Hemingway’s Short, Moving Nobel Prize Speech

David Dobbs

Yesterday, a few hours after the Nobel Prize for Literature had been awarded to Tomas Transtromer, I received from former Nobel staffer Simon Frantz an audio clip that seized my heart. It is a 1954 recording of Ernest Hemingway reading his acceptance speech for the prize that year. (Hemingway did not attend the banquet, but had the U.S. Ambassador to Sweden read his short speech; soon after he recorded this audio in Cuba.)
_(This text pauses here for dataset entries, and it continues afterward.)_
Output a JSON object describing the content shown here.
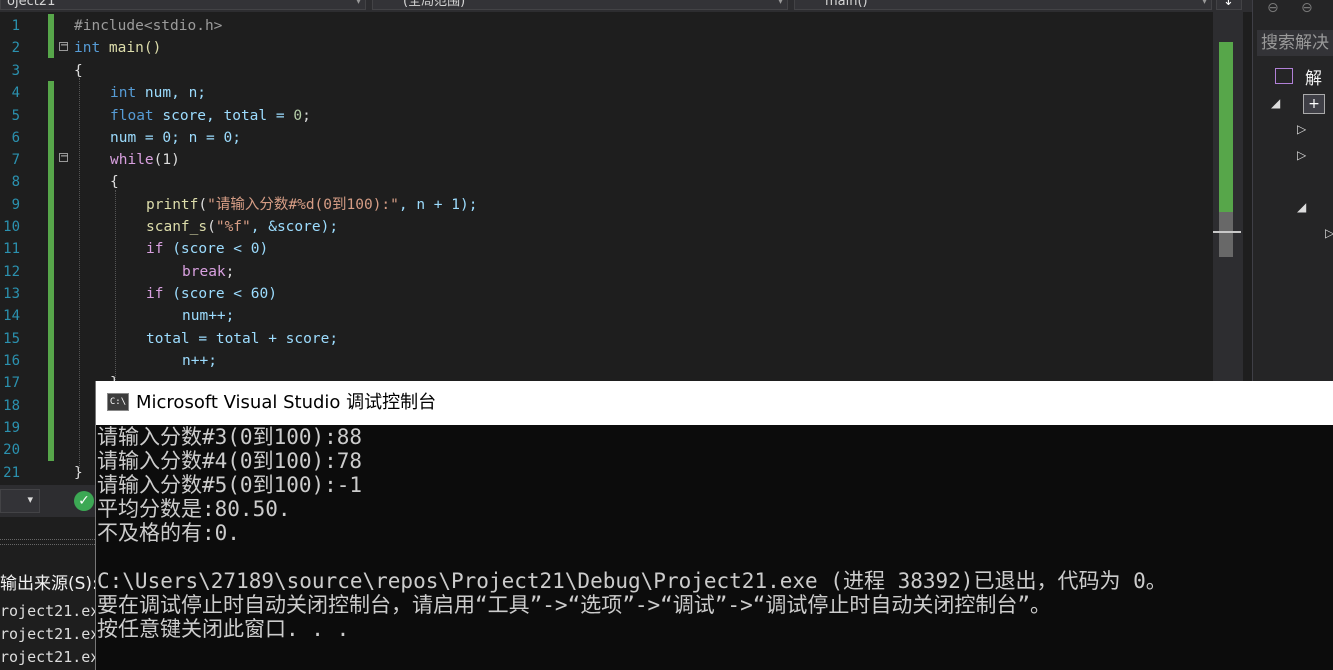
{
  "toolbar": {
    "project_combo": "oject21",
    "scope_combo": "(全局范围)",
    "member_combo": "main()"
  },
  "editor": {
    "line_numbers": [
      "1",
      "2",
      "3",
      "4",
      "5",
      "6",
      "7",
      "8",
      "9",
      "10",
      "11",
      "12",
      "13",
      "14",
      "15",
      "16",
      "17",
      "18",
      "19",
      "20",
      "21"
    ],
    "code": {
      "l1": "#include<stdio.h>",
      "l2_kw": "int",
      "l2_fn": " main()",
      "l3": "{",
      "l4_kw": "int",
      "l4_rest": " num, n;",
      "l5_kw": "float",
      "l5_rest": " score, total = ",
      "l5_num": "0",
      "l5_end": ";",
      "l6": "num = 0; n = 0;",
      "l7_kw": "while",
      "l7_rest": "(1)",
      "l8": "{",
      "l9_fn": "printf",
      "l9_open": "(",
      "l9_str": "\"请输入分数#%d(0到100):\"",
      "l9_rest": ", n + 1);",
      "l10_fn": "scanf_s",
      "l10_open": "(",
      "l10_str": "\"%f\"",
      "l10_rest": ", &score);",
      "l11_kw": "if",
      "l11_rest": " (score < 0)",
      "l12_kw": "break",
      "l12_rest": ";",
      "l13_kw": "if",
      "l13_rest": " (score < 60)",
      "l14": "num++;",
      "l15": "total = total + score;",
      "l16": "n++;",
      "l17": "}",
      "l21": "}"
    }
  },
  "solution_panel": {
    "search_placeholder": "搜索解决",
    "title": "解决"
  },
  "output_panel": {
    "source_label": "输出来源(S):",
    "lines": [
      "roject21.ex",
      "roject21.ex",
      "roject21.ex"
    ]
  },
  "console": {
    "title": "Microsoft Visual Studio 调试控制台",
    "icon_label": "C:\\",
    "lines": [
      "请输入分数#3(0到100):88",
      "请输入分数#4(0到100):78",
      "请输入分数#5(0到100):-1",
      "平均分数是:80.50.",
      "不及格的有:0.",
      "",
      "C:\\Users\\27189\\source\\repos\\Project21\\Debug\\Project21.exe (进程 38392)已退出，代码为 0。",
      "要在调试停止时自动关闭控制台，请启用“工具”->“选项”->“调试”->“调试停止时自动关闭控制台”。",
      "按任意键关闭此窗口. . ."
    ]
  },
  "colors": {
    "editor_bg": "#1e1e1e",
    "keyword": "#569cd6",
    "string": "#d69d85",
    "change_bar": "#57a64a",
    "console_bg": "#0c0c0c"
  }
}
I have read the speech a few times before. Yet when I listened to it today for the first time, at a time when I am re-reading his stories now and have him much on my mind, the words struck me with a new power. He was in a terrible place just then. He had written several great books and, more recently, some not so great and one, The Old Man and the Sea, a sort of small triumph that yet fell short of his best. In the seven years that remained before he would take his life because he could no longer write, he managed to assemble his powers for only one more great book — A Moveable Feast, his memoir of Paris and youth. He still reaches, but he cannot grasp. It will get worse, but he reaches still.

This, from “A Cat in the Rain,” 30 years earlier:

It was raining. The rain dripped from the palm trees. Water stood in pools on the gravel paths. The sea broke in a long line in the rain and slipped back down the beach to come up and break again in a long line in the rain.